La retraite de Marianne Lake recompose l’échiquier

Le départ de Marianne Lake change profondément la donne. Longtemps citée comme la dauphine naturelle de Dimon, son retrait redistribue les cartes et propulse Petno et Rohrbaugh au premier rang. Jamie Dimon a pris soin de rendre hommage à son ancienne lieutenante — « Marianne Lake a servi notre entreprise avec distinction pendant plus de vingt-cinq ans » — tout en cadrant la nomination des deux co-présidents comme « une étape importante dans le processus réfléchi de notre conseil concernant la planification de la succession ».

“Marianne Lake a servi notre entreprise avec distinction pendant plus de vingt-cinq ans.”

La formulation est soignée. Dimon a lui-même reconnu que son départ « n’est plus à cinq ans », sans pour autant fixer d’échéance. Le conseil d’administration, via son Comité de gestion et de développement des rémunérations, conduit des revues régulières des plans de succession — une discipline que peu de grandes banques pratiquent avec autant de rigueur affichée.

Retenir les talents qui ne seront pas PDG

La nomination de deux co-présidents pose mécaniquement une question : que devient le reste du premier cercle ? JPMorgan y répond par le chéquier.

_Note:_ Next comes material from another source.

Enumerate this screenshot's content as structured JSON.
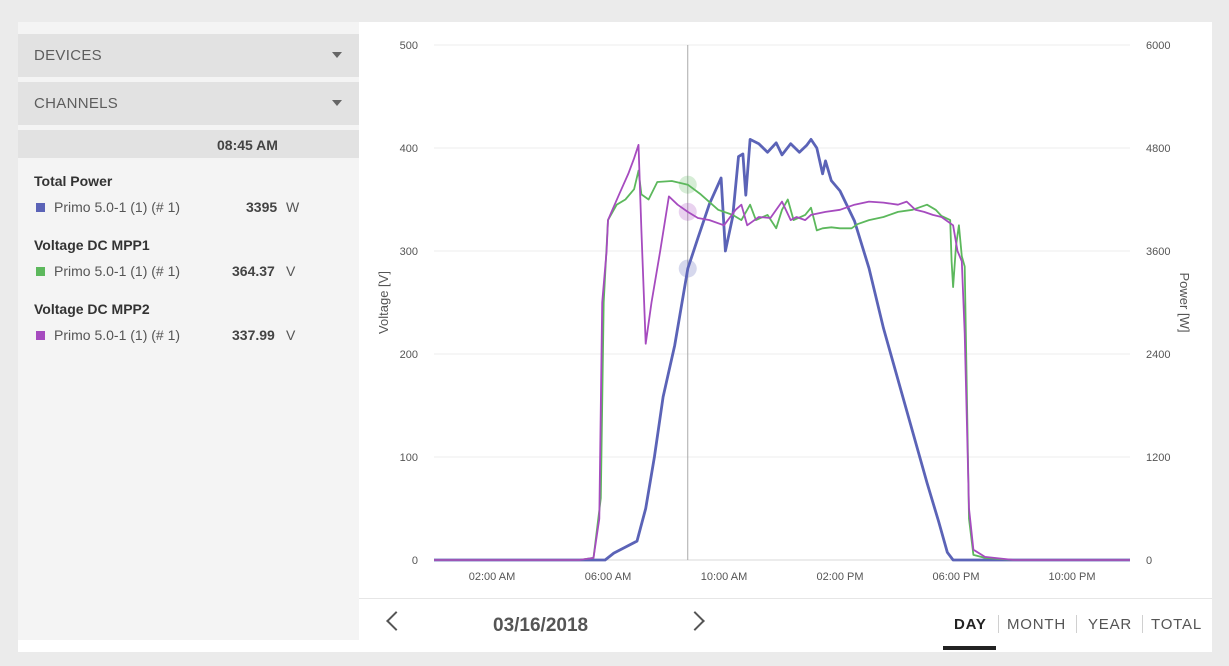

Mary Erdoes, directrice de l’Asset & Wealth Management, et Jennifer Piepszak, directrice des opérations, ont chacune reçu des primes de rétention en actions de 20 millions de dollars. Le message est transparent : ces deux dirigeantes ne seront pas les prochaines PDG, mais la banque entend les garder. Perdre simultanément Marianne Lake et l’une d’elles constituerait un risque opérationnel et réputationnel que JPMorgan n’est manifestement pas prêt à courir.

Une gouvernance sous surveillance

La transition la plus ordonnée peut réserver des surprises. L’exemple de Gildan Activewear — dont la succession chaotique a débouché sur des désaccords publics et une crise de gouvernance — rappelle que même les processus les mieux balisés peuvent déraper. JPMorgan dispose d’atouts structurels : une culture interne forte, des candidats formés en interne, et un PDG encore en poste pour accompagner la montée en puissance de ses successeurs désignés.

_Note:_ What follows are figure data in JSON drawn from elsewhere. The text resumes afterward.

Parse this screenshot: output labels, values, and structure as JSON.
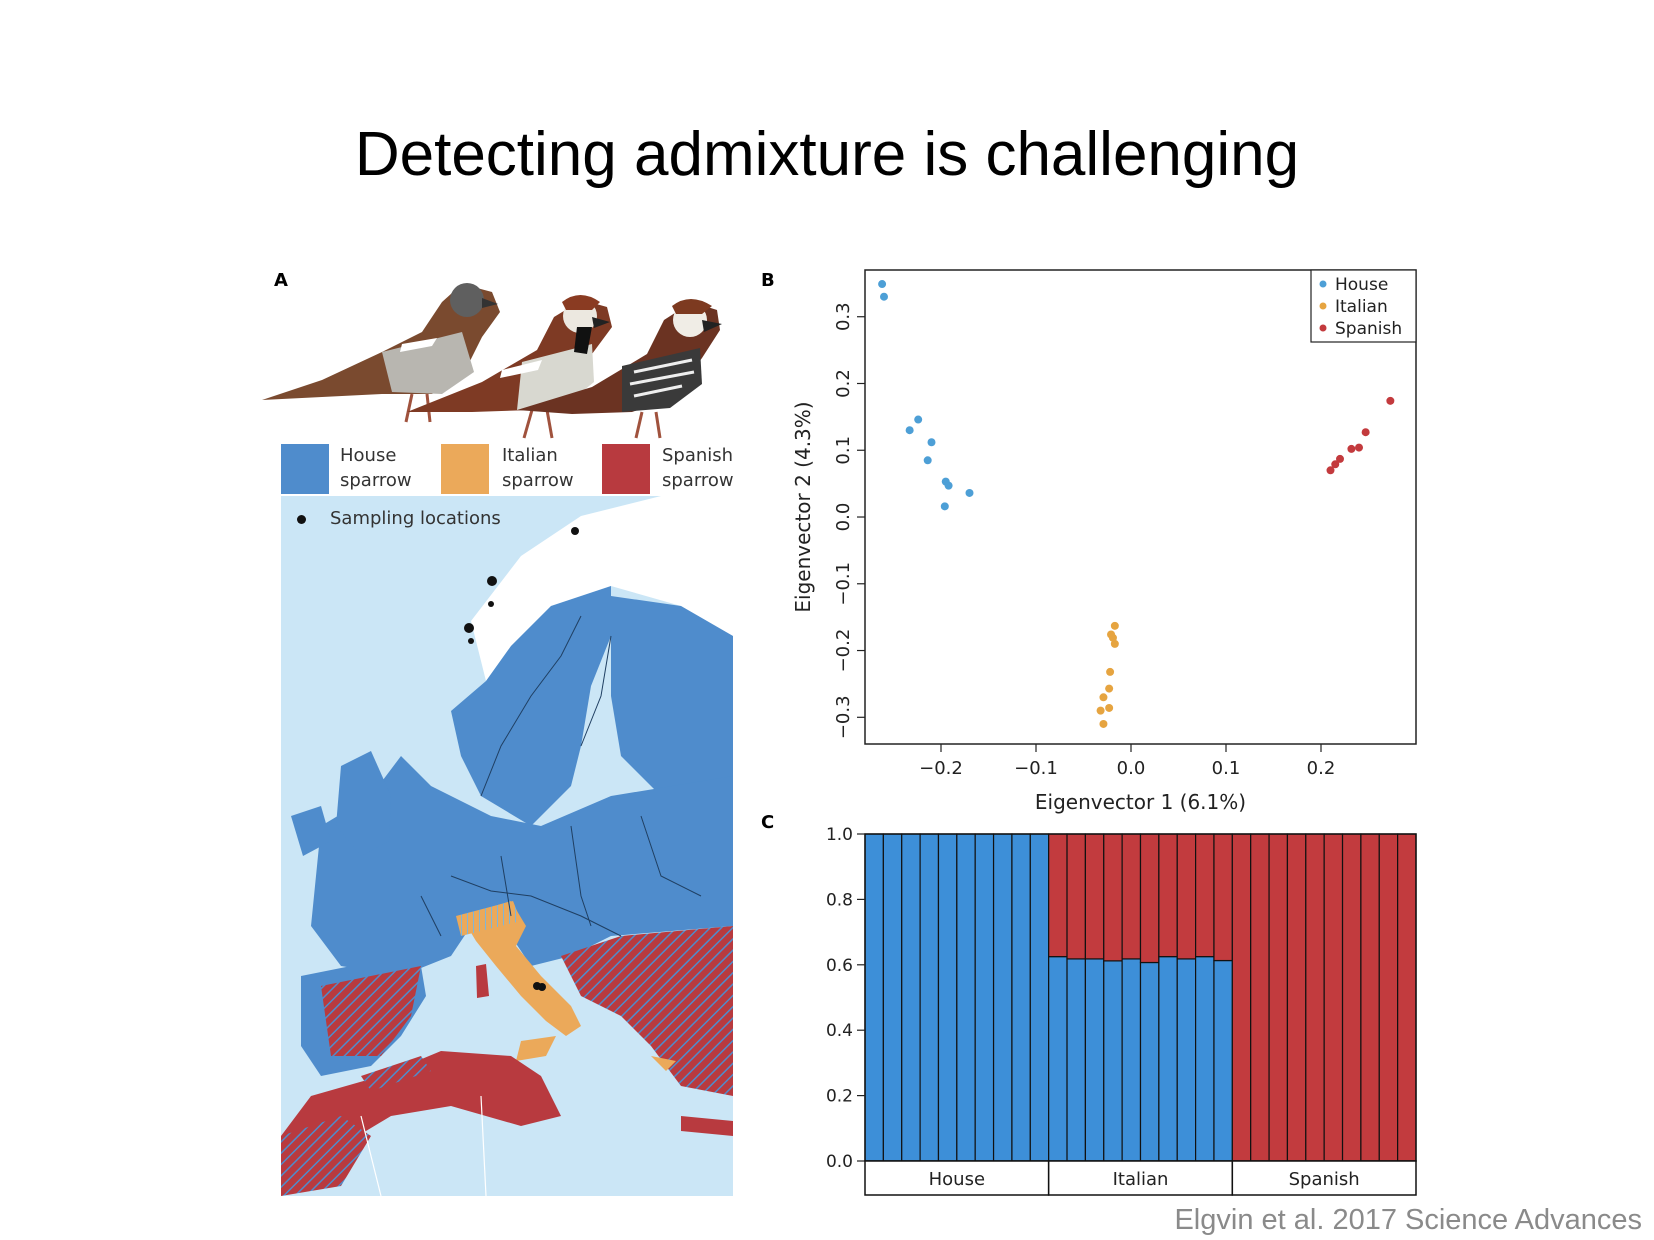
{
  "slide": {
    "title": "Detecting admixture is challenging",
    "citation": "Elgvin et al. 2017 Science Advances"
  },
  "panel_a": {
    "letter": "A",
    "legend": [
      {
        "label_line1": "House",
        "label_line2": "sparrow",
        "color": "#4f8ccc"
      },
      {
        "label_line1": "Italian",
        "label_line2": "sparrow",
        "color": "#eba95a"
      },
      {
        "label_line1": "Spanish",
        "label_line2": "sparrow",
        "color": "#b83a3f"
      }
    ],
    "sampling_label": "Sampling locations",
    "colors": {
      "sea": "#cbe6f6",
      "house": "#4f8ccc",
      "italian": "#eba95a",
      "spanish": "#b83a3f",
      "snow": "#ffffff",
      "point": "#111111"
    }
  },
  "chart_data": [
    {
      "panel": "B",
      "type": "scatter",
      "xlabel": "Eigenvector 1 (6.1%)",
      "ylabel": "Eigenvector 2 (4.3%)",
      "xlim": [
        -0.28,
        0.3
      ],
      "ylim": [
        -0.34,
        0.37
      ],
      "xticks": [
        {
          "v": -0.2,
          "label": "−0.2"
        },
        {
          "v": -0.1,
          "label": "−0.1"
        },
        {
          "v": 0.0,
          "label": "0.0"
        },
        {
          "v": 0.1,
          "label": "0.1"
        },
        {
          "v": 0.2,
          "label": "0.2"
        }
      ],
      "yticks": [
        {
          "v": -0.3,
          "label": "−0.3"
        },
        {
          "v": -0.2,
          "label": "−0.2"
        },
        {
          "v": -0.1,
          "label": "−0.1"
        },
        {
          "v": 0.0,
          "label": "0.0"
        },
        {
          "v": 0.1,
          "label": "0.1"
        },
        {
          "v": 0.2,
          "label": "0.2"
        },
        {
          "v": 0.3,
          "label": "0.3"
        }
      ],
      "legend_position": "top-right",
      "series": [
        {
          "name": "House",
          "color": "#4d9fd6",
          "points": [
            [
              -0.262,
              0.349
            ],
            [
              -0.26,
              0.33
            ],
            [
              -0.233,
              0.13
            ],
            [
              -0.224,
              0.146
            ],
            [
              -0.214,
              0.085
            ],
            [
              -0.21,
              0.112
            ],
            [
              -0.195,
              0.053
            ],
            [
              -0.192,
              0.047
            ],
            [
              -0.196,
              0.016
            ],
            [
              -0.17,
              0.036
            ]
          ]
        },
        {
          "name": "Italian",
          "color": "#e6a440",
          "points": [
            [
              -0.017,
              -0.163
            ],
            [
              -0.019,
              -0.181
            ],
            [
              -0.021,
              -0.176
            ],
            [
              -0.017,
              -0.19
            ],
            [
              -0.022,
              -0.232
            ],
            [
              -0.023,
              -0.257
            ],
            [
              -0.029,
              -0.27
            ],
            [
              -0.023,
              -0.286
            ],
            [
              -0.032,
              -0.29
            ],
            [
              -0.029,
              -0.31
            ]
          ]
        },
        {
          "name": "Spanish",
          "color": "#c33a3d",
          "points": [
            [
              0.273,
              0.174
            ],
            [
              0.247,
              0.127
            ],
            [
              0.24,
              0.104
            ],
            [
              0.232,
              0.102
            ],
            [
              0.22,
              0.087
            ],
            [
              0.215,
              0.079
            ],
            [
              0.21,
              0.07
            ]
          ]
        }
      ]
    },
    {
      "panel": "C",
      "type": "bar",
      "stacked": true,
      "ylim": [
        0,
        1
      ],
      "yticks": [
        {
          "v": 0,
          "label": "0.0"
        },
        {
          "v": 0.2,
          "label": "0.2"
        },
        {
          "v": 0.4,
          "label": "0.4"
        },
        {
          "v": 0.6,
          "label": "0.6"
        },
        {
          "v": 0.8,
          "label": "0.8"
        },
        {
          "v": 1.0,
          "label": "1.0"
        }
      ],
      "groups": [
        {
          "label": "House",
          "bars": 10
        },
        {
          "label": "Italian",
          "bars": 10
        },
        {
          "label": "Spanish",
          "bars": 10
        }
      ],
      "series": [
        {
          "color": "#3d8fd8",
          "values": [
            1,
            1,
            1,
            1,
            1,
            1,
            1,
            1,
            1,
            1,
            0.625,
            0.618,
            0.618,
            0.612,
            0.618,
            0.607,
            0.625,
            0.618,
            0.625,
            0.613,
            0,
            0,
            0,
            0,
            0,
            0,
            0,
            0,
            0,
            0
          ]
        },
        {
          "color": "#c23b3e",
          "values": [
            0,
            0,
            0,
            0,
            0,
            0,
            0,
            0,
            0,
            0,
            0.375,
            0.382,
            0.382,
            0.388,
            0.382,
            0.393,
            0.375,
            0.382,
            0.375,
            0.387,
            1,
            1,
            1,
            1,
            1,
            1,
            1,
            1,
            1,
            1
          ]
        }
      ]
    }
  ]
}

Reste une inconnue de taille : la capacité de Troy Rohrbaugh à maîtriser rapidement les enjeux de la banque de détail américaine, entre pression réglementaire, transformation numérique et attentes d’une clientèle de masse très différente des contreparties institutionnelles qu’il a fréquentées toute sa carrière. C’est précisément ce pari qui rendra — ou non — sa candidature crédible aux yeux du conseil d’administration.